A much harder question is what happened to the European population. Yes, there are far fewer recorded archaeological sites in the post-Roman centuries, but that might be partly because early medieval people had so much less stuff that their sites are hard to find. Roman sites in Britain can always be seen on the surface, because of the masses of roofing tiles, pottery, and so on, but many Anglo-Saxon sites (even the royal hall of Yeavering) were only detected by aerial photography or geophysical prospecting. So maybe the people were there, just leaving lighter footprints. Yet there is other good evidence for a serious fall in population in the early middle ages. Much cultivated land was abandoned, from Wales to Tunisia. Cities shrank. Pollen studies suggest that forests expanded. If the population did shrink, as I think, it is also hard to say why. War generally does not lead to a fall in population across large areas; we can usually breed faster than we can kill each other. Pervasive disorder leading to malnutrition leading to low fertility was probably one cause, but there may also have been waves of epidemic disease, especially the bubonic plague of 542.
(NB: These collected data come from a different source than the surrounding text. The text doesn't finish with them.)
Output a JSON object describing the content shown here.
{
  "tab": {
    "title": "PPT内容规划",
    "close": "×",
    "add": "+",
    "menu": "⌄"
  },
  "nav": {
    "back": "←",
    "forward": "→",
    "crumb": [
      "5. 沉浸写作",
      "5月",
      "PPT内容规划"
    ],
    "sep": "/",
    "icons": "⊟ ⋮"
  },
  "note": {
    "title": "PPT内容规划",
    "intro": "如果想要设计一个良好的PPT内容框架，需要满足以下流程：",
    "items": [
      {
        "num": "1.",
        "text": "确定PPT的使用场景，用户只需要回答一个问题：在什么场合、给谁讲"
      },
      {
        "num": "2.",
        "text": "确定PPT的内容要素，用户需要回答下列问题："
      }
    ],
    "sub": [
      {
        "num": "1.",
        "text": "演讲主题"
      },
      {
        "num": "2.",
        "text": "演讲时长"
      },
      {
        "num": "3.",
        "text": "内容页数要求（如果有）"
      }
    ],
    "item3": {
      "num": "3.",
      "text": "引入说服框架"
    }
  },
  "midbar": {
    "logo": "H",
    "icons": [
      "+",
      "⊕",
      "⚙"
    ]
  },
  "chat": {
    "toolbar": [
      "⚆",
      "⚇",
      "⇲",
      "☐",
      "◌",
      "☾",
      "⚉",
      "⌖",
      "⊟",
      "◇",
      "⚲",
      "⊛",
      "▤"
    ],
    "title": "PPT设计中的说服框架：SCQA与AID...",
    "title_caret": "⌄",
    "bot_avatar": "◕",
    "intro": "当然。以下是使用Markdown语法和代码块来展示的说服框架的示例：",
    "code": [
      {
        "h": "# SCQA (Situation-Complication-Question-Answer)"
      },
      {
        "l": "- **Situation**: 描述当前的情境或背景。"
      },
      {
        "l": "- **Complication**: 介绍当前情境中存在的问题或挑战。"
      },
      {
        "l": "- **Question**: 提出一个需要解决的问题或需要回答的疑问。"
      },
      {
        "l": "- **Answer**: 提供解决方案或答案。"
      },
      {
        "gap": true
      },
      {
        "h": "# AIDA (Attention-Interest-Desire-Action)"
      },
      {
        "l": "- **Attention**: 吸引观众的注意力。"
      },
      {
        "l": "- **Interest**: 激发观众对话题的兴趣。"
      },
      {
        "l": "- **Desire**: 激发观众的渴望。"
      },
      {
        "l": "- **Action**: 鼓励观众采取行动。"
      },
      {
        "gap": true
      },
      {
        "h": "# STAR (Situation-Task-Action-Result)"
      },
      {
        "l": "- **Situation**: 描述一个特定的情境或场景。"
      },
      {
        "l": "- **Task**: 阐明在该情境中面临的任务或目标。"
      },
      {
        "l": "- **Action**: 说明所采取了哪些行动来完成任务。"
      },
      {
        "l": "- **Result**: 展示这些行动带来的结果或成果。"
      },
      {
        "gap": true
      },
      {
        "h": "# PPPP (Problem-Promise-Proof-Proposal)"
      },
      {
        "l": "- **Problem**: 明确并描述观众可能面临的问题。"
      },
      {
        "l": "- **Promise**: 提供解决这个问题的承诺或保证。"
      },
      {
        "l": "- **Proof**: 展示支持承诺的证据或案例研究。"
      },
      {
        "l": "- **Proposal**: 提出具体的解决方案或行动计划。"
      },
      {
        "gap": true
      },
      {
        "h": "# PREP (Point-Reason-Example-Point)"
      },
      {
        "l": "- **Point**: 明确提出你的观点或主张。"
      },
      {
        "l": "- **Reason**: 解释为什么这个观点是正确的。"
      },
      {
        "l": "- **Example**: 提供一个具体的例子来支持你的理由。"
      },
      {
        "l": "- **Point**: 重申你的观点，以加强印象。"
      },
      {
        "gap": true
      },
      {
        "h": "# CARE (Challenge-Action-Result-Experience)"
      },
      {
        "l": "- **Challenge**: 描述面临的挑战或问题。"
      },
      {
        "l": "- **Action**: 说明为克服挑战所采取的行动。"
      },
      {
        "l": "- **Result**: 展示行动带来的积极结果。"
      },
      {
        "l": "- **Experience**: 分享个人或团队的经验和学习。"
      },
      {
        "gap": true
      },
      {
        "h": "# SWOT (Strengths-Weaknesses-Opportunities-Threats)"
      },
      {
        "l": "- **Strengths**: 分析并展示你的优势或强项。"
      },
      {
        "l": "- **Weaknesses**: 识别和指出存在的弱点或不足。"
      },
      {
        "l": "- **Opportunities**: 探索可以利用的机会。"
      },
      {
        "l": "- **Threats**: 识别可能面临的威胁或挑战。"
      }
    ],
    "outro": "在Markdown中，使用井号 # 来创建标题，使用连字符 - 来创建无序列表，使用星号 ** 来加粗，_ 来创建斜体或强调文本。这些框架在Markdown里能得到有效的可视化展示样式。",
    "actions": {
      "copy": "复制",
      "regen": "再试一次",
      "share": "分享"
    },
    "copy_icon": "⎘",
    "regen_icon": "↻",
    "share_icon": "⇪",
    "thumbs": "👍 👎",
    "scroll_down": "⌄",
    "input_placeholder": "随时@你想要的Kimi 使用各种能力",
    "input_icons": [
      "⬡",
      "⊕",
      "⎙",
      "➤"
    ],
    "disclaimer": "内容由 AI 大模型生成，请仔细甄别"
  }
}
Of course, this does not mean that all the changes were bad, or bad for everyone. The collapse of the rather sterile classical artistic tradition – a thousand years of satyrs chasing nymphs – opened the way for the wonders of the insular style, and Romanesque architecture. Medieval society eventually became much more technically creative than the late Roman world, and inventions that the Romans had made but rarely chose to use (glass windows, water mills) spread widely. But not until the late thirteenth century would the mass of western Europeans have anything like the degree of civilized comfort enjoyed by their Roman ancestors. For other parts of civilization, the return took even longer. Not until the eighteenth century would European states have the power to undertake the sort of massive public works projects (roads, canals, harbors) routinely undertaken by the Romans, and the elite would not have houses as comfortable as Roman villas until the nineteenth.

The fall of Rome was one of the most dramatic events in the history of western Europe, and for most people one of the worst. If you want to know more, The Fall of Rome and the End of Civilization is a great place to start.